En su crónica La agonía de Francia, Manuel Chaves Nogales, testigo de la guerra en España y después en toda Europa, argumentó que la capitulación de Francia ante los nazis no se debía achacar a la debilidad democrática frente al autoritarismo. La atribuye a la defección de muchos ciudadanos, incapaces de creer en los valores que sostienen la democracia. Al final del libro, publicado en 1941, mientras el continente naufragaba en el horror bélico, concluyó: “Francia sabe, y no ha podido olvidarlo, que hasta ahora no se ha descubierto ninguna forma de convivencia humana superior al diálogo, ni se ha encontrado un sistema de gobierno más perfecto que el de una asamblea deliberante, ni hay un régimen de selección mejor que el de la libre concurrencia: es decir, la paz, la libertad, la democracia. En el mundo no hay más”.

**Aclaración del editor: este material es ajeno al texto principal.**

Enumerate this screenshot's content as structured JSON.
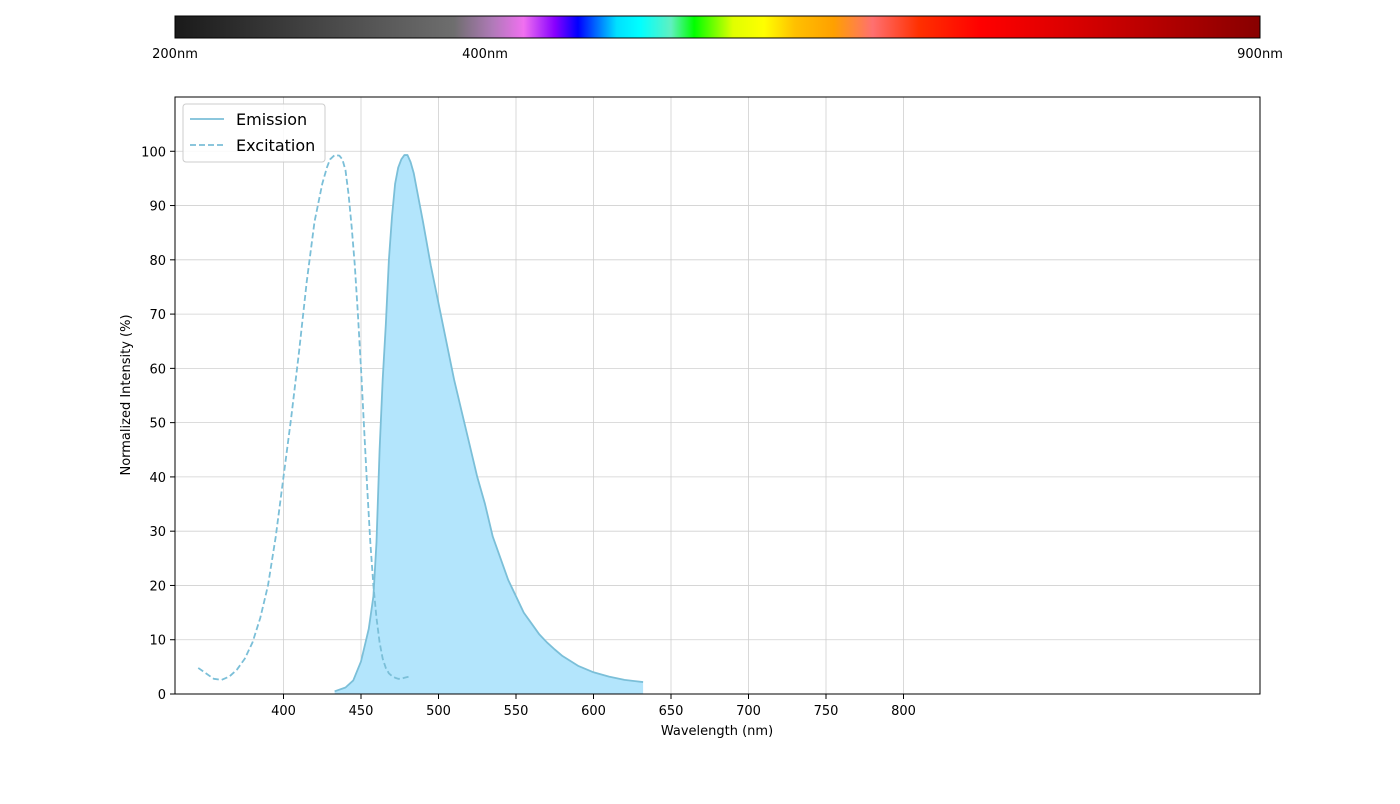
{
  "spectrum_bar": {
    "labels": [
      {
        "text": "200nm",
        "nm": 200
      },
      {
        "text": "400nm",
        "nm": 400
      },
      {
        "text": "900nm",
        "nm": 900
      }
    ],
    "range_nm": [
      200,
      900
    ],
    "stops": [
      {
        "nm": 200,
        "color": "#1a1a1a"
      },
      {
        "nm": 380,
        "color": "#6e6e6e"
      },
      {
        "nm": 405,
        "color": "#b07ab8"
      },
      {
        "nm": 425,
        "color": "#f070f0"
      },
      {
        "nm": 445,
        "color": "#8800ff"
      },
      {
        "nm": 460,
        "color": "#0000ff"
      },
      {
        "nm": 485,
        "color": "#00e0ff"
      },
      {
        "nm": 500,
        "color": "#00ffff"
      },
      {
        "nm": 520,
        "color": "#60f0c0"
      },
      {
        "nm": 535,
        "color": "#00ff00"
      },
      {
        "nm": 560,
        "color": "#e0ff00"
      },
      {
        "nm": 580,
        "color": "#ffff00"
      },
      {
        "nm": 600,
        "color": "#ffc000"
      },
      {
        "nm": 625,
        "color": "#ffa000"
      },
      {
        "nm": 650,
        "color": "#ff7070"
      },
      {
        "nm": 680,
        "color": "#ff3000"
      },
      {
        "nm": 720,
        "color": "#ff0000"
      },
      {
        "nm": 800,
        "color": "#cc0000"
      },
      {
        "nm": 900,
        "color": "#880000"
      }
    ]
  },
  "chart_data": {
    "type": "line",
    "xlabel": "Wavelength (nm)",
    "ylabel": "Normalized Intensity (%)",
    "xlim": [
      330,
      1030
    ],
    "ylim": [
      0,
      110
    ],
    "xticks": [
      400,
      450,
      500,
      550,
      600,
      650,
      700,
      750,
      800
    ],
    "yticks": [
      0,
      10,
      20,
      30,
      40,
      50,
      60,
      70,
      80,
      90,
      100
    ],
    "grid": true,
    "legend_position": "top-left",
    "series": [
      {
        "name": "Emission",
        "style": "solid",
        "color": "#7bbfd8",
        "fill": "#b3e5fc",
        "x": [
          433,
          440,
          445,
          450,
          455,
          458,
          460,
          462,
          464,
          466,
          468,
          470,
          472,
          474,
          476,
          478,
          480,
          482,
          484,
          486,
          488,
          490,
          495,
          500,
          505,
          510,
          515,
          520,
          525,
          530,
          535,
          540,
          545,
          550,
          555,
          560,
          565,
          570,
          575,
          580,
          590,
          600,
          610,
          620,
          632
        ],
        "y": [
          0.5,
          1.2,
          2.5,
          6,
          12,
          18,
          28,
          45,
          58,
          68,
          80,
          88,
          94,
          97,
          98.5,
          99.3,
          99.3,
          98,
          96,
          93,
          90,
          87,
          79,
          72,
          65,
          58,
          52,
          46,
          40,
          35,
          29,
          25,
          21,
          18,
          15,
          13,
          11,
          9.5,
          8.2,
          7,
          5.2,
          4,
          3.2,
          2.6,
          2.2
        ]
      },
      {
        "name": "Excitation",
        "style": "dashed",
        "color": "#7bbfd8",
        "x": [
          345,
          350,
          355,
          360,
          365,
          370,
          375,
          380,
          385,
          390,
          395,
          400,
          405,
          410,
          415,
          420,
          425,
          428,
          430,
          433,
          436,
          438,
          440,
          442,
          444,
          446,
          448,
          450,
          452,
          454,
          456,
          458,
          460,
          462,
          464,
          466,
          468,
          470,
          472,
          474,
          476,
          478,
          481
        ],
        "y": [
          4.8,
          3.8,
          2.8,
          2.6,
          3.2,
          4.5,
          6.5,
          9.5,
          14,
          20,
          29,
          40,
          51,
          63,
          76,
          87,
          94,
          97,
          98.5,
          99.3,
          99.2,
          98.5,
          96.5,
          92,
          86,
          79,
          70,
          60,
          49,
          38,
          28,
          20,
          14,
          9.5,
          6.5,
          4.8,
          3.8,
          3.3,
          3.0,
          2.8,
          2.8,
          3.0,
          3.2
        ]
      }
    ]
  }
}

El poder es tan peligroso y enloquecedor que casi resulta un rasgo de humanidad mantenerlo diseminado y difuso. Ese fue el ideal de la democracia ateniense y la república romana, experimentos valiosos y valientes, aun en sus contradicciones. Vivir en sociedades de ciudadanos exige afrontar el embrollo cotidiano con creatividad y esfuerzo, incluso ante circunstancias adversas, como intentaron –con altibajos– esos locos antiguos. Quizá por eso, el final de las tragedias reflexionaba sobre el peso y el precio de la libertad humana. Y aunque sea tentador confiar en soluciones drásticas, conviene recordar que los salvadores providenciales, aquellos que ofrecen remedios simples para problemas complejos –recetas ex machina–, son siempre pura tramoya.